Think gilt yields are unusually low? Guess again; a chart of long term government bond yields shows payouts can, and do, stay low for long periods of time. In fact, the "new norm" of record low gilt yields is simply a return to form for government bonds.
The outlying observation is not where gilt yields are today, but where they were 30 years ago.
During the Sixties, gilt yields averaged around 6%, whil in the Seventies they hit as high as 12%. Even in the Nineties, annuity investors had the benefit of a base rate of around 5%. But now, gilt yields are less than 2% - and Stephen Snowden, head of fixed income at Kames Capital, says the current measly return is likely to continue for the foreseeable future.
Snowden, manager of the Morningstar Silver Rated Kames Investment Grade Bond fund, says a chart tracking gilt yields since they were first introduced in 1694 suggests the current low environment is not the outlier.
“If you were to come to planet Earth on your spaceship from Mars to be presented with that chart, you would say the outlying observation is not where gilt yields are today, but where they were 30 years ago,” he explains.
“What we’ve seen in the past is that yields have been very low for protracted periods of time. Just because they were high in our investment experience, doesn’t make it a pre-determined fact.”
That has a knock-on effect for retirees, as annuity rates are closely linked to gilt yields. When yields rise, so should annuities. Should they stick around these levels, any allure they have post-pension freedoms will evaporate even more.
Still, analysis from online platform Hargreaves Lansdown earlier this month showed that as gilt yields rose in anticipation of an interest rate rise, so did annuity rates. In September 2016, a £100,000 pension would have bought a 65-year-old £4,495 of secure annual income, according to HL. At the beginning of November 2017, it would buy £5,209.
Fund Managers are Too Old
Snowden says the fundamental problem with fund management is that “everyone is too old”. He and his cohort were brought into the investment community with gilt yields in double-digits. That led to what’s been a 30-year bull market for bonds.
For the majority of the 1973-1992 period, interest rates rarely strayed below 10% for more than a few months at a time. That’s unheard of now.
“I was sat in an economics lecture at University when the UK came out of the European Exchange Rate Mechanism in 1992,” Snowden says.

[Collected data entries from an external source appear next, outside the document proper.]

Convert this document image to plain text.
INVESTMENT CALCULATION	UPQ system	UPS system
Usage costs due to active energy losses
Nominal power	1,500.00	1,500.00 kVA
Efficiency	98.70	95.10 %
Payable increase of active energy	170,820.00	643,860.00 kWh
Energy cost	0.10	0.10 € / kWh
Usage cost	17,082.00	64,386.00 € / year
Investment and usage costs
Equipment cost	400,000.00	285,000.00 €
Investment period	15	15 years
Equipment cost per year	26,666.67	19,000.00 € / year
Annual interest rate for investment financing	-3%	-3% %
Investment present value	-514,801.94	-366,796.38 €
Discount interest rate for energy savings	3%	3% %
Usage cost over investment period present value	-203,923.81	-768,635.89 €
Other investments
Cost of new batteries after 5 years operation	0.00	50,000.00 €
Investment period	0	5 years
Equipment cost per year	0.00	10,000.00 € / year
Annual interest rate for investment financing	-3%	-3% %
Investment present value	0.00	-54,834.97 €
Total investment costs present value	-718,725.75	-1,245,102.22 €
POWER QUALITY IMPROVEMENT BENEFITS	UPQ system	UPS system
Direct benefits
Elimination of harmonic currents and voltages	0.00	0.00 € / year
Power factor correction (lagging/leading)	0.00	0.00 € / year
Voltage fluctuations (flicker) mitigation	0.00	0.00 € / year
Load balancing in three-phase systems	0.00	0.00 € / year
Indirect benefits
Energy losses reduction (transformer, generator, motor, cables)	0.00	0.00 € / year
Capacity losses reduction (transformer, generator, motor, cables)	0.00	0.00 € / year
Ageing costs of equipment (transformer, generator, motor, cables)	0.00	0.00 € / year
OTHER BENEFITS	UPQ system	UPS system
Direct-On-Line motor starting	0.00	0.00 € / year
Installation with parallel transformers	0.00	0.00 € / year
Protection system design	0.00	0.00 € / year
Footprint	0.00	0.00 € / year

“My first mortgage was 8.6%. For people of my generation, all you’ve seen is a huge rise in the bond market and what we all know from the tech bubble crisis is what goes up must surely come down.”
Snowden suggests there are two ways to remedy the view that bond yields are too low relative to history: “What we need to do is either sack me and my cohort and bring in 21-year-olds who’ve never seen an interest rate rise until last week, or we may have to reincarnate people from the past.”
While Snowden believes yields will stay low for a long time now, he is hopeful the post-Brexit low of around 0.75% will be a nadir. While the 10-year gilt yield of around 1.25% today looks a little bit expensive, Snowden does not think it’s “materially wrong”.